Honor the heroes today
Thursday, June 6, is the 75th anniversary of one of the major turning points of World War II.
More than 160,000 Allied troops landed on the coastline of France, parachuting in and wading ashore, with the goal of beginning an assault that would free the country from occupation by Nazi Germany.
Despite a sophisticated campaign of deception, the Germans were ready. Snipers gunned down many of the troops before they even made it ashore. Others died as they attempted to run up the beach.
The Allied troops suffered losses in the thousands. Not too far from here, the little town of Bedford suffered 19 losses on D-Day, plus four more later in the Normandy campaign. Proportionally, Bedford suffered the nation’s severest D-Day losses.
Some men who now live in Suffolk were storming those beaches, too, including current resident Robert “Jack” Ewald.
He fought in the Army’s 29th Infantry Division. He was 19 years old when he stopped in the waters off that French beach to try to grab a comrade who was injured and pull him to shore.
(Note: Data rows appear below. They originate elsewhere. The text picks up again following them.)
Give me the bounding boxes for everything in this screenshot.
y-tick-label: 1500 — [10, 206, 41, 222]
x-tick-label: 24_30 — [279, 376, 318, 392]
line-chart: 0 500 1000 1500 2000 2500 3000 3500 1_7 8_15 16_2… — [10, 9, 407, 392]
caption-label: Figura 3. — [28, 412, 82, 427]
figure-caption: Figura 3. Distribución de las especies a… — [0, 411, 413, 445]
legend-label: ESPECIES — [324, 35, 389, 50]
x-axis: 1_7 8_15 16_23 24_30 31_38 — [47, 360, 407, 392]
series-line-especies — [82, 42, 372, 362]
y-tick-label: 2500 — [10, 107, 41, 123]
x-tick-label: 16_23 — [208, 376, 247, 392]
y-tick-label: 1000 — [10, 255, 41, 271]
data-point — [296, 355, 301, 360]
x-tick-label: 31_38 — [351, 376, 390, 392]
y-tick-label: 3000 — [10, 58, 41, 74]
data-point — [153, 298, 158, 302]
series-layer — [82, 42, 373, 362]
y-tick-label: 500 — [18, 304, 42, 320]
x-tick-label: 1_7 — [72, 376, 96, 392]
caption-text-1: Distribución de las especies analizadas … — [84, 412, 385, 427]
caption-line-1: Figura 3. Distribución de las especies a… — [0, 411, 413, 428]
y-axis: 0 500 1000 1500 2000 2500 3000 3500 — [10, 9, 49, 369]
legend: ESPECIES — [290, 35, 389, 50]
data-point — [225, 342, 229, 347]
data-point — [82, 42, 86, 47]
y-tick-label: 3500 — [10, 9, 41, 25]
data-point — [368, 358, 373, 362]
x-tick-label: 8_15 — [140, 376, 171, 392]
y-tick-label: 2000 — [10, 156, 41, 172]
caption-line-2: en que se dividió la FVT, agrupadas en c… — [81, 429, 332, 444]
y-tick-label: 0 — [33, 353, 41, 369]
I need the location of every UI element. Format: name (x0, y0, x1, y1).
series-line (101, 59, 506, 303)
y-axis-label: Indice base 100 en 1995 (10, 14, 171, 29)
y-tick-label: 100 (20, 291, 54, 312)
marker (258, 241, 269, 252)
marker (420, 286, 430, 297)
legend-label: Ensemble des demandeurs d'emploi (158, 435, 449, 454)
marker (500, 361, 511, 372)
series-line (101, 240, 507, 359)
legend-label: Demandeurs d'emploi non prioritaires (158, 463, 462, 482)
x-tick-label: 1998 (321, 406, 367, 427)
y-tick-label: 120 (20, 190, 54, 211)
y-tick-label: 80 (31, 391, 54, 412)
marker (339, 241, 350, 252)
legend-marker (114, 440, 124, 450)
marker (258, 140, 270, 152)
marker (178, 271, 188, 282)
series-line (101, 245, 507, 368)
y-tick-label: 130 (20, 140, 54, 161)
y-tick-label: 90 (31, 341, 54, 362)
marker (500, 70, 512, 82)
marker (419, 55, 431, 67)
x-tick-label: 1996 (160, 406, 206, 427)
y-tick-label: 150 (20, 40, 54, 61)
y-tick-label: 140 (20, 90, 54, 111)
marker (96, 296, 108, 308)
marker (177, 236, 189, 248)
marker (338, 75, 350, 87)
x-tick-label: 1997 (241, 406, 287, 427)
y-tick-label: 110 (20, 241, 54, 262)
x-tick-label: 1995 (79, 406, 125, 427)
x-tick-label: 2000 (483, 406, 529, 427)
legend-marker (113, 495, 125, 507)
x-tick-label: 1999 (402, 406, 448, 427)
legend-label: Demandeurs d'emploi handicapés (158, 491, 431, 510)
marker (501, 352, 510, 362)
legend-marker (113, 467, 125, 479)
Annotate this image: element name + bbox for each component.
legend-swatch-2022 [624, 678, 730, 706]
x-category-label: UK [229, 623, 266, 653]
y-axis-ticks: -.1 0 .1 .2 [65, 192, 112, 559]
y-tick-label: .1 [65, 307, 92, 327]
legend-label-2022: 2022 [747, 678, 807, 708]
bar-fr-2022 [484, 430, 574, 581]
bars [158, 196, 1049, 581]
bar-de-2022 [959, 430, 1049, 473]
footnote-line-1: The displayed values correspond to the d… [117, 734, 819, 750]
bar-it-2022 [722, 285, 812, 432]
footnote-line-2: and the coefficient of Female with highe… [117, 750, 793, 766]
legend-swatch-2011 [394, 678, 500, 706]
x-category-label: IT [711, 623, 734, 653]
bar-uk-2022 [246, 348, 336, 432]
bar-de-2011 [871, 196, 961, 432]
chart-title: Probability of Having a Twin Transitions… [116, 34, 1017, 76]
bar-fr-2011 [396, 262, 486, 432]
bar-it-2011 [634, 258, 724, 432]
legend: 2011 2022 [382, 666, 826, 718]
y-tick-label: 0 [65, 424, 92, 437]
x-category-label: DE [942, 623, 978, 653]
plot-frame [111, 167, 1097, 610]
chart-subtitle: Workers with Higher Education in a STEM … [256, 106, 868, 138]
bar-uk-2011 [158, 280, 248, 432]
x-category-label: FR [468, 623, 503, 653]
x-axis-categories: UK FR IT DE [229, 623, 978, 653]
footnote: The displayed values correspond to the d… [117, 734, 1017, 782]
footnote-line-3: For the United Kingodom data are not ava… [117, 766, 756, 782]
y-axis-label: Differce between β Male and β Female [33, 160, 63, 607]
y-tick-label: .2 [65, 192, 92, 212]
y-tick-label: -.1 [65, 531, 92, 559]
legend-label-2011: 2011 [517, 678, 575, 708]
He felt a gun in his back and his captain urging him not to stop.
Ewald, along with other veterans, will be at an official ceremony in France this Sunday. At 94 years old, Ewald is truly blessed to be alive and to be able to travel.
However, many of the 160,000 who kicked off the Normandy campaign have not been so lucky. If they didn’t die during the assault, or during the rest of the war, many have died since. Ewald is one of a precious few that we should all treasure during the time they have left on earth.
Each year that passes, fewer and fewer of the brave men who stormed the beaches amid a hail of opposing gunfire and artillery remain with us to tell about their experience. If you meet one today, take a moment to ask him to share his story, and then shake his hand and thank him for being made of the stuff that made America great.